(photo courtesy Manfred Kudlek)
Yesterday I heard the sad news that Sheng Yu, a Chinese-Canadian computer scientist, and a good friend and colleague, died this weekend in London, Ontario.
I first met Sheng Yu shortly after I arrived in Waterloo as an associate professor in 1990, but I can't remember the circumstances. At the time he was working actively with the late Derick Wood (for whom Sheng gave a memorial talk just last year), who taught at Waterloo at the time, so it probably was through Derick.
We wrote a paper together on regular languages with polynomial densities. Later, Sheng asked me an interesting problem about whether it is possible to find a sparse language L such that L2 = Σ*. I found one example, and Andrew Granville found another. In 1994, we all wrote a paper with Per Enflo, who had found yet another example. Our last joint paper was in 2001, joint with Mike Domaratzki, on covers of formal languages. Although we did not work actively together in the last ten years, we often spoke on the phone.
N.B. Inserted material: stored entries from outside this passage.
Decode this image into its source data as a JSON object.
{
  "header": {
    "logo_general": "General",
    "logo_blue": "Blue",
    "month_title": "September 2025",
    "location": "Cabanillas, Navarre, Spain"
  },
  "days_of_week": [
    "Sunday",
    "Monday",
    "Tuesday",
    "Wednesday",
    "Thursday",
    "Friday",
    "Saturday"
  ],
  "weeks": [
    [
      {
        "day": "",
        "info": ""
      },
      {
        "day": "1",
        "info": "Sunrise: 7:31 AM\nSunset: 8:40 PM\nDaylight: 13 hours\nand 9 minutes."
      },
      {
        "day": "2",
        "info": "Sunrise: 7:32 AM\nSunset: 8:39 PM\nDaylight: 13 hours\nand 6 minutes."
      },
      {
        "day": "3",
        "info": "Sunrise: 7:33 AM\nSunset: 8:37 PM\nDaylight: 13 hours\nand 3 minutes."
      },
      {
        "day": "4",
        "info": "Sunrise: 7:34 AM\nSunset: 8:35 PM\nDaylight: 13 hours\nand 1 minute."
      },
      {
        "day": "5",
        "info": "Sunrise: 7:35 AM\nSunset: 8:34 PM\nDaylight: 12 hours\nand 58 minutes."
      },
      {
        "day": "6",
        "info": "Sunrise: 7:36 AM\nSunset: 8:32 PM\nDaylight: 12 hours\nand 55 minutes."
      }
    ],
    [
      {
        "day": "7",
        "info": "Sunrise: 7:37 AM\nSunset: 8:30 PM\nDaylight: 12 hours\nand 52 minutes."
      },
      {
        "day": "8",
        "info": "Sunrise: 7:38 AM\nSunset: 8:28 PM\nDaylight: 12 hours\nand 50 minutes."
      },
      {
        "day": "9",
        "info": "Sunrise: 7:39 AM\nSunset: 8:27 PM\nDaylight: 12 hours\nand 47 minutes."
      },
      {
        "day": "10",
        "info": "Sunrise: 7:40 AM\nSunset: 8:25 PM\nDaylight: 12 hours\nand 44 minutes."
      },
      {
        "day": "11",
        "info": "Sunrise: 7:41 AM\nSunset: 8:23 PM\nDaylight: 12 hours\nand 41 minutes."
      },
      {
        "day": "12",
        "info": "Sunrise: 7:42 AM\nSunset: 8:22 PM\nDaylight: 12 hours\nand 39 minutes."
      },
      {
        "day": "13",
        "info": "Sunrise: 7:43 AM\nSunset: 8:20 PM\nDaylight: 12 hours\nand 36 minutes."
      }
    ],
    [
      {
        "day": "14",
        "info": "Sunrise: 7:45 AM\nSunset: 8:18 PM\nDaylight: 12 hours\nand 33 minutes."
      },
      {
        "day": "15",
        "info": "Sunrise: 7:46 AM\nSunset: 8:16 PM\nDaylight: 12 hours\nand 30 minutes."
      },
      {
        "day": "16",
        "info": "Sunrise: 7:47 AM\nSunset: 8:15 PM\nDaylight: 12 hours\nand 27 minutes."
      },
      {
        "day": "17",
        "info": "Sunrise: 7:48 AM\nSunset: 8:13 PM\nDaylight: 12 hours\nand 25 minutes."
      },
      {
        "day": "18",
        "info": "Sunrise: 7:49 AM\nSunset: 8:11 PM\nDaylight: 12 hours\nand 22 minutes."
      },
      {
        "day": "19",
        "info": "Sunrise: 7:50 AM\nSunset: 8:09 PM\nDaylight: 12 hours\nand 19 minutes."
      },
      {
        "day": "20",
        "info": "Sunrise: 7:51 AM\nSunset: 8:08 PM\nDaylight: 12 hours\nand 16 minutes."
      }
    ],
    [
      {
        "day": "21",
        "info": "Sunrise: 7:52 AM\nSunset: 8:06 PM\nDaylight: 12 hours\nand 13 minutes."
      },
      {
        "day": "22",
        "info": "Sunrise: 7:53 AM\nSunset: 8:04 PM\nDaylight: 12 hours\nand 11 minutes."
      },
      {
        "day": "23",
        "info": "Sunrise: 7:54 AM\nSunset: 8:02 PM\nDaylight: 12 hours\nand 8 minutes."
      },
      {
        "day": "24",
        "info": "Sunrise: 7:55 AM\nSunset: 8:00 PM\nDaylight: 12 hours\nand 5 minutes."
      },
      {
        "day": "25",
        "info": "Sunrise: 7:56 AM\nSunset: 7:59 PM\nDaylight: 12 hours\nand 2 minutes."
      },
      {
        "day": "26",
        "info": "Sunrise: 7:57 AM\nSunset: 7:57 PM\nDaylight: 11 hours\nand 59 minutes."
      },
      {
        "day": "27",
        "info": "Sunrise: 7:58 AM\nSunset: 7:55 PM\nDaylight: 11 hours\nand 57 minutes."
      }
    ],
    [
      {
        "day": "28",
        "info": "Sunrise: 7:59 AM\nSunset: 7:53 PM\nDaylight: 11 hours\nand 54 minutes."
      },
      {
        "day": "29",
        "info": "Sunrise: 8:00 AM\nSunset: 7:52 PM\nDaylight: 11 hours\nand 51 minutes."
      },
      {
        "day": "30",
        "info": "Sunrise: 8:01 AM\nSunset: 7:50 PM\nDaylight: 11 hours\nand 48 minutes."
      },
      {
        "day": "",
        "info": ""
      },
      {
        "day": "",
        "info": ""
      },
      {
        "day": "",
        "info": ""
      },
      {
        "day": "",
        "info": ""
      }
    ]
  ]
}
Sheng got his master's degree in computer science from Waterloo in 1982, under John Beatty, and his Ph. D. in 1986 under Karel Culik II. Then he taught for several years at Kent State before taking a position at the University of Western Ontario.
Sheng's work on state complexity is well-known in our community. His influential 1994 paper with Zhuang and Salomaa is his most-cited non-survey paper (with Google scholar giving 156 citations), and re-introduced state complexity as a research topic to the theoretical computer science community. (It turns out that many of the results in that paper were already discovered by the Soviet computer scientist Maslov in 1970, but Maslov's results were either not known or quickly forgotten in the West.) Since then, state complexity became an active area of research, with dozens of papers published.
When I first met Sheng, I thought his only interests were about automata. I quickly found out I was wrong. He was incredibly broad, publishing papers on object-oriented programming, parallel processing, parallel programming, and teaching a wide variety of courses at UWO, including computer architecture, programming languages, and of course, automata theory.
Sheng Yu also had influence in other ways. He was one of the people responsible for the CIAA conference series, and served on the program committee of dozens of conferences. He also was one of the people responsible for the Grail system, which is widely used to carry out experiments with automata. He supervised dozens of graduate students.
Sheng told me a little bit about his life in China. He got his Ph. D. older than many of his contemporaries because his life was disrupted by the Cultural Revolution. He still had family in China, which he kept in close contact with.
I will miss him as a colleague and friend.